Bembradium is a genus of marine ray-finned fish belonging to the family Bembridae, the deepwater flatheads. These fishes are found in the Indian Ocean and the western Pacific Ocean.

Taxonomy
Bembradium was first proposed as a genus by the American ichthyologist Charles Henry Gilbert in 1905 when he described the new species, Bembradium roseum, from the Pailolo channel in the Hawaiian Islands. He designated his new species as the type species of the new monotypic genus. Subsequently the French ichthyologists Pierre Fourmanoir and Jacques Rivaton described a second species, B. furici, from the Isle of Pines in the Province Sud on Grande Terre in New Caledonia in 1979. In 2019 a third species was described from the Andaman Sea. In the 5th edition of Fishes of the World the genus is classified within the family Bembridae, the deep water flatheads. Other authorities classify the genus in the family Plectrogeniidae.

Species
There are currently 3 recognized species in this genus:
 Bembradium furici Fourmanoir & Rivaton, 1979
 Bembradium magnoculum Kishimoto, Kawai, Tashiro & Aungtonya, 2019
 Bembradium roseum C. H. Gilbert, 1905

Etymology
The genus name means “like Bembras”, the type genus of Bembridae.

Characteristics
Bembradium is diagnosed as a genus by the front part of the head behind very flattened, becoming less flattened to the rear. The lower jaw does not protrude. The suborbital ridge bears many spines.

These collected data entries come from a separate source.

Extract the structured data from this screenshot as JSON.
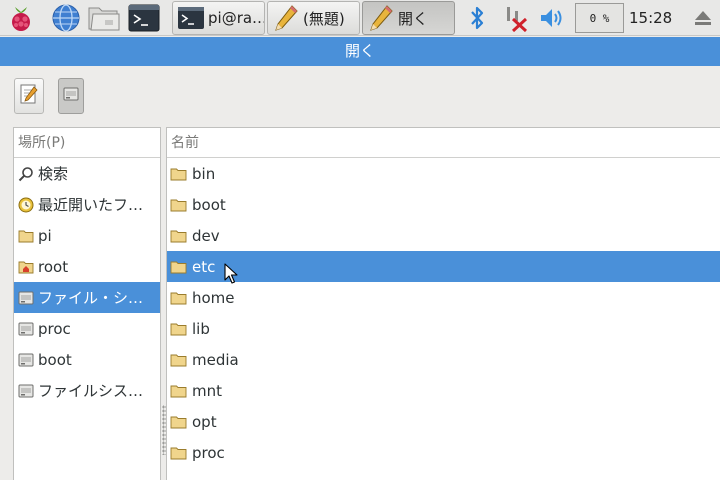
{
  "taskbar": {
    "launchers": [
      {
        "name": "raspberry-menu-icon"
      },
      {
        "name": "web-browser-icon"
      },
      {
        "name": "file-manager-icon"
      },
      {
        "name": "terminal-icon"
      }
    ],
    "tasks": [
      {
        "label": "pi@ra…",
        "icon": "terminal-icon",
        "active": false
      },
      {
        "label": "(無題)",
        "icon": "pencil-icon",
        "active": false
      },
      {
        "label": "開く",
        "icon": "pencil-icon",
        "active": true
      }
    ],
    "cpu_label": "0 %",
    "clock": "15:28"
  },
  "dialog": {
    "title": "開く"
  },
  "places": {
    "header": "場所(P)",
    "items": [
      {
        "label": "検索",
        "icon": "search-icon"
      },
      {
        "label": "最近開いたフ…",
        "icon": "recent-clock-icon"
      },
      {
        "label": "pi",
        "icon": "folder-icon"
      },
      {
        "label": "root",
        "icon": "home-folder-icon"
      },
      {
        "label": "ファイル・シ…",
        "icon": "drive-icon",
        "selected": true
      },
      {
        "label": "proc",
        "icon": "drive-icon"
      },
      {
        "label": "boot",
        "icon": "drive-icon"
      },
      {
        "label": "ファイルシス…",
        "icon": "drive-icon"
      }
    ]
  },
  "files": {
    "header": "名前",
    "items": [
      {
        "label": "bin"
      },
      {
        "label": "boot"
      },
      {
        "label": "dev"
      },
      {
        "label": "etc",
        "selected": true
      },
      {
        "label": "home"
      },
      {
        "label": "lib"
      },
      {
        "label": "media"
      },
      {
        "label": "mnt"
      },
      {
        "label": "opt"
      },
      {
        "label": "proc"
      }
    ]
  },
  "colors": {
    "accent": "#4a90d9",
    "folder": "#f0d58c"
  }
}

The origin of the pectoral fins is behind a vertical line through the origin of the pelvic fins. The lateral line runs through the centre of the flanks. The scales on the body are large. These are small fishes in which the maximum published standard length is around .

Distribution and habitat
Bembradium deepwater flatheads are found in the Indo-Pacific region from the Andaman Sea to Hawaii. They are found in deep water.